Note that statement is 7 years old, it prompted Netflix to make bettertls.com.
The situation has improved since then, see the linked https://news.ycombinator.com/item?id=37544094
I wa t ti be able to import a cert into by browser and specify what to trust it for myself. “Only trust this cert for domain.com” did example.
The name constraints can give me a hint what it’s designed for, but if I import a cert to MITM devsite.org, I don’t want that cert working for mybank.com.
I did some research, write-up and scripting about the state of X.509 Name Constraints, so that people you give your CA cert to don't need to trust you not to MitM them on other domains.
Packaged into a convenient one-liner to create a wildcard cert under for the new .internal TLD.
Please scrutinize!
I use this to provide e.g. at home:
to provide transport encryption of these services in the local WiFi.Friends and family can add the CA root to their devices without having to worry about me MitM'ing their other connections.
Is it possible to constrain existing CA?
For example my government uses non-standard CA and some websites rely on it. But importing CA obviously makes them able to issue google.com and MITM me if they want to. And they already tried, so trust is broken.
I imagine something like generating separate name-constrained certificate, sign existing CA with this name-constrained certificate (I think it's called cross-sign or something like that) and import things into OS, expecting that browser will use name-constraints of the "Root-Root" certificate. Could it work?
Niklas, if you are reading this - it was a pleasure to interview with you some 6 (or so) years ago :) thanks for the script and the research, I will make use of it.
How does this compare to mkcert?
mkcert might be getting this as well: https://github.com/FiloSottile/mkcert/pull/309/commits/92215... (this is linked from the current submission's readme)
Is "name constraints" new? I wanted to do something similar a decade or two ago and found I'd have to be trusted for all domains, which I wanted to avoid.

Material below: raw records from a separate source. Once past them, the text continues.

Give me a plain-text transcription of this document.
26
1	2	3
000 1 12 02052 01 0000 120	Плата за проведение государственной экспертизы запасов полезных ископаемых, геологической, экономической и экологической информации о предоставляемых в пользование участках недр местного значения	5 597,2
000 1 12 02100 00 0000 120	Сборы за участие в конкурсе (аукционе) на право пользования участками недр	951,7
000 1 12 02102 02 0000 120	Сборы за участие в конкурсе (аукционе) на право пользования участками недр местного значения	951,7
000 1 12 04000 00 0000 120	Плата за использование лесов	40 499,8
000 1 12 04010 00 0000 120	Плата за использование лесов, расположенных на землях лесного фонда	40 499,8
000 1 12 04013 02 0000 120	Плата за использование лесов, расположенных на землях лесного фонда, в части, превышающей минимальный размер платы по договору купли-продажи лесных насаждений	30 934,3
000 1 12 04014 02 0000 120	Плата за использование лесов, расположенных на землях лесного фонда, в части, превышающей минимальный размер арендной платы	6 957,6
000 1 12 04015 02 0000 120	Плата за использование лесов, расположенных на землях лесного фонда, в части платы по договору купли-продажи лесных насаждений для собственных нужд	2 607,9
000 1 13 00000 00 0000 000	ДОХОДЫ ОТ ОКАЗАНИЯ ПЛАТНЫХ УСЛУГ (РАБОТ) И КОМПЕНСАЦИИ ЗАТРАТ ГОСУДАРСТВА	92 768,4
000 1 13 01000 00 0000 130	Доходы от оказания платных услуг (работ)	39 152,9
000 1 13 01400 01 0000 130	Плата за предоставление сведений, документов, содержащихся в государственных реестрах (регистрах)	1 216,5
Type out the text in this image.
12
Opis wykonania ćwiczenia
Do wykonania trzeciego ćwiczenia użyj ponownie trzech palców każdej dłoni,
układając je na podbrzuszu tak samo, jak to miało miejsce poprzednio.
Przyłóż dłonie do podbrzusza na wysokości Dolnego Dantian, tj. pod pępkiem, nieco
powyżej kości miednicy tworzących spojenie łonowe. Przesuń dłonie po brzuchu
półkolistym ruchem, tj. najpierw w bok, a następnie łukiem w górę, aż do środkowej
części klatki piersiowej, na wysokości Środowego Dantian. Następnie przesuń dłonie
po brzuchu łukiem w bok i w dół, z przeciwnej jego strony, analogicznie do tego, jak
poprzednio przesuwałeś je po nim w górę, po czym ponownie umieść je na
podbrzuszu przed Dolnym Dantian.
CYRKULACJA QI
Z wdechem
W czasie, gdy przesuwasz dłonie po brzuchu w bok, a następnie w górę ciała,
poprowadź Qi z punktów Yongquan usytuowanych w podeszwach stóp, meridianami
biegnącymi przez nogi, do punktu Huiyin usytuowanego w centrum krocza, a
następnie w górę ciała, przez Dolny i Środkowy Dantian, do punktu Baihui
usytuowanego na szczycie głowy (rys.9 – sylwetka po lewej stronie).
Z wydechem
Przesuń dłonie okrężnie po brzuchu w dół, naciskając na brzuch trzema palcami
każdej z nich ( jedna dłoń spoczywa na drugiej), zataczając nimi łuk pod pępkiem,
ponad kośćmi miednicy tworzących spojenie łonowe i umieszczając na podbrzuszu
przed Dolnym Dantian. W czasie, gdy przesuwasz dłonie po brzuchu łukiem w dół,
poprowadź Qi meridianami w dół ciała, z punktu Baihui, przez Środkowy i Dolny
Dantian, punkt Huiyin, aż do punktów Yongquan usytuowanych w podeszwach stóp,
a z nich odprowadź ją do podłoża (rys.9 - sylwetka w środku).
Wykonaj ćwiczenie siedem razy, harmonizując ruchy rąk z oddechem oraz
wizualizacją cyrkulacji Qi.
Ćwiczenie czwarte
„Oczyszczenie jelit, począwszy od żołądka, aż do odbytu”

It's been around since ~2008 when rfc5280 was released.
But it's long been stuck in a cycle of "CAs won't issue name-constrained certificates because not all clients support it properly" and "Clients don't bother to support it properly because CAs won't issue name-constrained certificates"
And even if today's clients all support it properly - there will always be some users running ancient smart TVs and android phones that haven't received a software update in a decade.
VALIDITY_DAYS="3650"
I'd rather see something with 90 days and ACME. Note sure why there isn't a simple certificate management tool that does this and maybe even brings a simple UI?
This is for an internal network.
tbh the skill level require for a valid wildcard cert isn’t all that high either.
This is about creating and using a domain-restricted CA, which is then used to create server certificates. Point being that your (tech savvy) friends are willing to install the CA because it can only ever validate some specific subdomains (and not MITM the entire internet).